Un mot sur l'affaire Black-Hogshire
Depuis un quart de siècle, Robert Black s'est taillé en son pays une réputation de provocateur et de "marginal parmi les marginaux". Les lecteurs français ont pu apprécier la logique naïve mais entière de cet utopiste sarcastique en lisant son pamphlet lafarguesque (publié l'an dernier dans la présente collection) Travailler ? moi, Jamais ! , où il invoque toutes les raisons subjectives du monde pour refuser l'esclavage salarié. Par ailleurs, il s'est déclaré le censeur de son propre camp et en a tiré les conséquences dans son Anarchy after Leftism, (Columbia Alternative Library, 1997) où il rejette l'anarchisme quasi-institutionnel de Murray Bookchin et consorts.
On sait qu'il a été mêlé à de nombreuses querelles dont il a lui-même tenu la très partiale chronique. La dernière en date remonte à 1996 et dure encore tant elle a scandalisé et divisé le public libertaire américain.
Se rendant à Port Townsend, dans l'Etat de Washington, pour y rencontrer Mike Hoy, qui dirige l'atypique maison d'édition Loompanics, Black fait étape à Seattle, comme convenu avec Hoy, chez un certain Jim Hogshire. Ce dernier à publié chez Loompanics deux livres aux titres évocateurs et même, comme on va voir, prémonitoires : Opium for the masses (un manuel de culture du pavot) et You are going to prison (un guide de la survie en millieu carcéral). Dans le cours d'une longue discussion (généreusement arrosée pour l'un d'infusions d'opiacées et d'amphétamines, pour l'autre de bière pasteurisée), une dispute s'élève entre les deux éminents auteurs. Hogshire fait l'apologie de L'islam, exhale sa haine des juifs, ce qui irrite Black. Vers deux heures du matin, Hogshire décide de foutre Black dehors. Celui-ci, qui n'a nulle part où aller, remballe ses affaires. Trop lentement, au goût du malingre Hogshire qui se jette sur le volumineux polémiste, lequel le repousse d'une pichenette. Hogshire exhibe alors un fusil d'assaut M-1 et braque Black. La scène risque de mal tourner. D'autant que Black s'empare de la compagne d'Hogshire et s'en sert comme d'un bouclier humain. il était une fois dans l'Ouest...
Après intervention des voisins, Black finit par s'en aller. il s'aperçoit le lendemain que l'éclat est déjà connu de son éditeur, Hoy, qui l'en blâme et refuse de le recevoir, rompant toute relation avec lui, ce qui porte l'amertume de Black à son comble. Il se persuade qu'il a été victime d'un guet-apens, qu'on ne l'a attiré à Seattle que dans le dessein de l'humilier, voire de le supprimer. Cette vision des choses le pousse, de retour sur la côte Est, à commettre un acte indéfendable : il balance Hogshire aux flics. Il ne le fait pas sournoisement, sous couvert de l'anonymat, il le fait ouvertement, publie partout sa lettre de dénonciation, en même temps que sa version de l'histoire et l'exposé de ses motivations ; mais enfin il le fait.

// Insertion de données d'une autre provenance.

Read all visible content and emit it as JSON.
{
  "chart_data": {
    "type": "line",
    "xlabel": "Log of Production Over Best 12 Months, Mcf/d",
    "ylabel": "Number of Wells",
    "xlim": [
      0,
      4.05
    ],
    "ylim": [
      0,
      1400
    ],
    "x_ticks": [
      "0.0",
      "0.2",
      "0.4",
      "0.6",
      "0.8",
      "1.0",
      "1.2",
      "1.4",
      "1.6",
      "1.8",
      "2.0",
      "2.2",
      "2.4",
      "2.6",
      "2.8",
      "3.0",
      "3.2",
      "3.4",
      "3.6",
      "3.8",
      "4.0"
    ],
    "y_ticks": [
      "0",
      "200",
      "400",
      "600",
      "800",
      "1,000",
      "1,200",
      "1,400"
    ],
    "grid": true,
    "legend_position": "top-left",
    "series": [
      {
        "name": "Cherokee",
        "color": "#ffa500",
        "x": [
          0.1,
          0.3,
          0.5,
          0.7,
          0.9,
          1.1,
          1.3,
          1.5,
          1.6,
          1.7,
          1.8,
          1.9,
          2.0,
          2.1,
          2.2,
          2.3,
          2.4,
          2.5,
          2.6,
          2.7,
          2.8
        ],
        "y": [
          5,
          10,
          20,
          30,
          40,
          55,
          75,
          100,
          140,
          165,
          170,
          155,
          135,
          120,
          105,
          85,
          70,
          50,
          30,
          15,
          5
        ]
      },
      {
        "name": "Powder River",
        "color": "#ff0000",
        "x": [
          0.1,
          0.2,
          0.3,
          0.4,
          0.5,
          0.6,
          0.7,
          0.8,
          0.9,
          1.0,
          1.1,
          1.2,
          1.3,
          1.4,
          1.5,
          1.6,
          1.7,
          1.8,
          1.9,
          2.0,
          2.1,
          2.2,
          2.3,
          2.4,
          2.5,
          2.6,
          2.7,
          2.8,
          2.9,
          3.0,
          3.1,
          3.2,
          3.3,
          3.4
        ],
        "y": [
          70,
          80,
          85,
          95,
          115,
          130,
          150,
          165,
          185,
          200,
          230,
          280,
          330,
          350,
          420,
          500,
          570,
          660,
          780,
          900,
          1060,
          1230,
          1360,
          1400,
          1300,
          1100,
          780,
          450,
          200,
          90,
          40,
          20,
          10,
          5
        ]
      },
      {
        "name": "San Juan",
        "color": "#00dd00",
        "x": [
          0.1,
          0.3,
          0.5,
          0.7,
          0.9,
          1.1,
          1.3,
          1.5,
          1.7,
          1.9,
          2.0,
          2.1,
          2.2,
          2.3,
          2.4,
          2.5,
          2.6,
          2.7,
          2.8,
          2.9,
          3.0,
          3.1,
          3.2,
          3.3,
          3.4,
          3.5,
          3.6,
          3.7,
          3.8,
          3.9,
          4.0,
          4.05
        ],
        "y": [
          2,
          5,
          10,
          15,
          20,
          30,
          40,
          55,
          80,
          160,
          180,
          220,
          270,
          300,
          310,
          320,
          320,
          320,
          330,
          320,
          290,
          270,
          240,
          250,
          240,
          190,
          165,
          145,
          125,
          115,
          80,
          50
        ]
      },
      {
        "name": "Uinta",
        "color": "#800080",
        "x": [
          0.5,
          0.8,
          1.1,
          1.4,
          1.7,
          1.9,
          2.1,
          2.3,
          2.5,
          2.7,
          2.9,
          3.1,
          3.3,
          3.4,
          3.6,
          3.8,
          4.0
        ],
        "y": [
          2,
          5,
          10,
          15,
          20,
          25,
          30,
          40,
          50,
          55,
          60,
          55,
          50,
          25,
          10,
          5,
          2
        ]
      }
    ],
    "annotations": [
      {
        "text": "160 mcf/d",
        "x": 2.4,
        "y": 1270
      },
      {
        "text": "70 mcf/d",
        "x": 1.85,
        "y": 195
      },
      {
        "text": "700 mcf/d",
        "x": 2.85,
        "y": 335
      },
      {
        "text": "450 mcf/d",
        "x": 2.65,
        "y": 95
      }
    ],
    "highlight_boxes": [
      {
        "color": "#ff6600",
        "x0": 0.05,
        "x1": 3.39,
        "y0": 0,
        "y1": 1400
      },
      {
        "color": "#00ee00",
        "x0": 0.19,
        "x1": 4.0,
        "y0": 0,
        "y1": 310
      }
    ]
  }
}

Conséquence : une perquisition chez Hogshire permet aux flics de saisir des armes, des explosifs et de la drogue. Hogshire, libéré sous caution, doit se mettre en cavale. Autre conséquence, non moins fâcheuse : une longue et confuse polémique s'élève de toutes parts, farcies de faux problèmes et de rodomontades, où les bisbilles des coteries le disputent aux considérations morales, sous l'oeil goguenard de la police et des medias.
S'il est difficile de défendre Hogshire, qui se défend fort mal lui-même (à l'inverse de Black, rompu à l'art de l'insulte et de la raillerie), il n'en reste pas moins que Black a commis, pire qu'un crime, une faute - et nous nous devions d'en informer le public français à l'occasion de la publication de ce second opus des oeuvres du mauvais génie de la scène radicale américaine.
Sans plus de commentaires.
Disons seulement qu'il a été mentionné tant de détails scabreux sur cette affaire, laquelle a fait répandre tant d'encre et de boue, qu'on en pourrait faire un roman... noir, pour ne pas dire policier.